Another cell mate is a 23 year-old guy who looks like Steve-O from MTV’s “Jackass” series.  Steve-O is facing drug possession charges and is a heroin addict.  Steve-O is suffering – in pain – due to withdrawal.  He tells you that he should have been put into a cell by himself, because he is “dope sick.”  Steve-O says “it won’t be pretty for you guys” when his symptoms worsen.  It isn’t.  Steve-O wails and bangs on the cell door, shouting for a doctor.  Steve-O is angry that the detention center doesn’t provide methadone.  A nurse finally responds to Steve-O’s cries for aid – he is given . . . Milk of Magnesia.  Steve-O spends much of his time doubled over on the toilet – moaning.

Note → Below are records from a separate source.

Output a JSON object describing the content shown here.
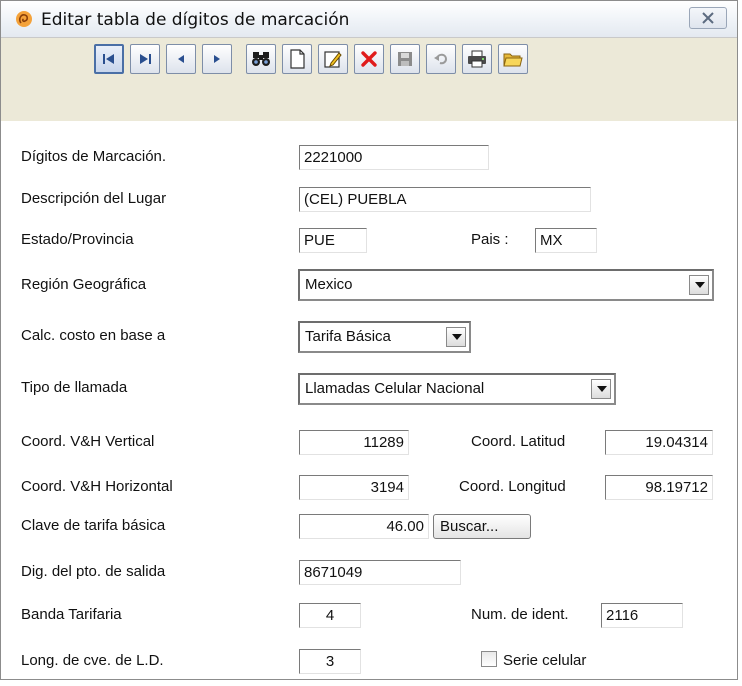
{
  "window": {
    "title": "Editar tabla de dígitos de marcación",
    "icon": "app-swirl-icon",
    "close_icon": "close-icon"
  },
  "toolbar": {
    "buttons": [
      {
        "name": "first-record-button",
        "icon": "first-record-icon"
      },
      {
        "name": "last-record-button",
        "icon": "last-record-icon"
      },
      {
        "name": "previous-record-button",
        "icon": "previous-icon"
      },
      {
        "name": "next-record-button",
        "icon": "next-icon"
      },
      {
        "name": "find-button",
        "icon": "binoculars-icon"
      },
      {
        "name": "new-record-button",
        "icon": "new-document-icon"
      },
      {
        "name": "edit-record-button",
        "icon": "edit-pencil-icon"
      },
      {
        "name": "delete-record-button",
        "icon": "delete-x-icon"
      },
      {
        "name": "save-button",
        "icon": "save-icon"
      },
      {
        "name": "undo-button",
        "icon": "undo-icon"
      },
      {
        "name": "print-button",
        "icon": "printer-icon"
      },
      {
        "name": "open-folder-button",
        "icon": "folder-icon"
      }
    ]
  },
  "form": {
    "digitos": {
      "label": "Dígitos de Marcación.",
      "value": "2221000"
    },
    "descripcion": {
      "label": "Descripción del Lugar",
      "value": "(CEL) PUEBLA"
    },
    "estado": {
      "label": "Estado/Provincia",
      "value": "PUE"
    },
    "pais": {
      "label": "Pais :",
      "value": "MX"
    },
    "region": {
      "label": "Región Geográfica",
      "value": "Mexico"
    },
    "calc_costo": {
      "label": "Calc. costo en base a",
      "value": "Tarifa Básica"
    },
    "tipo_llamada": {
      "label": "Tipo de llamada",
      "value": "Llamadas Celular Nacional"
    },
    "coord_vertical": {
      "label": "Coord. V&H Vertical",
      "value": "11289"
    },
    "coord_latitud": {
      "label": "Coord. Latitud",
      "value": "19.04314"
    },
    "coord_horizontal": {
      "label": "Coord. V&H Horizontal",
      "value": "3194"
    },
    "coord_longitud": {
      "label": "Coord. Longitud",
      "value": "98.19712"
    },
    "clave_tarifa": {
      "label": "Clave de tarifa básica",
      "value": "46.00"
    },
    "buscar": {
      "label": "Buscar..."
    },
    "dig_salida": {
      "label": "Dig. del pto. de salida",
      "value": "8671049"
    },
    "banda": {
      "label": "Banda Tarifaria",
      "value": "4"
    },
    "num_ident": {
      "label": "Num. de ident.",
      "value": "2116"
    },
    "long_cve": {
      "label": "Long. de cve. de L.D.",
      "value": "3"
    },
    "serie_celular": {
      "label": "Serie celular",
      "checked": false
    }
  }
}
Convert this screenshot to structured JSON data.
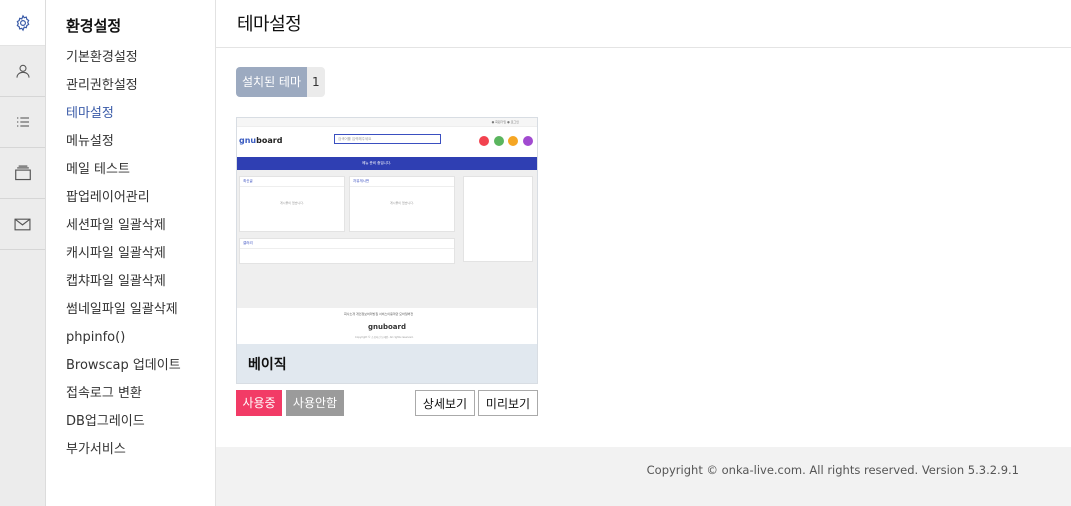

You’re prisoner A0138685 and you are fed three times per day: breakfast at 6 a.m., lunch at 11 a.m. and supper at 5 p.m.  The arrival of the food is announced with a one-word call from outside the cell door: “Trays!”  The food trays are passed to the prisoners through a slot in the door.  Several times you are unable to identify some of the food items on the tray.  For example, on your first night, there is a thin, brown, waffle-shaped . . . something.  You tear the “thing” in half to try and get some idea of what it might be – the inside is purple.  You decline to eat the mystery item and give it to Mr. Disturbed.  You are told later that it was “meatloaf.”  You eat little during your stay and lose weight.


You’re prisoner A0138685 and you are being processed for release.  You have learned a life lesson that you will never forget.  As you leave the facility, you have a new-found appreciation for freedom, a humbled soul and an intense thirst for a Coke.  An eight-hour ride home on an Amtrak train awaits you, and there will be no “yellow ribbon ‘round the old, oak tree” when you arrive.  But you’re no longer prisoner A0138685 – you’re YOU, and there are tears in your eyes.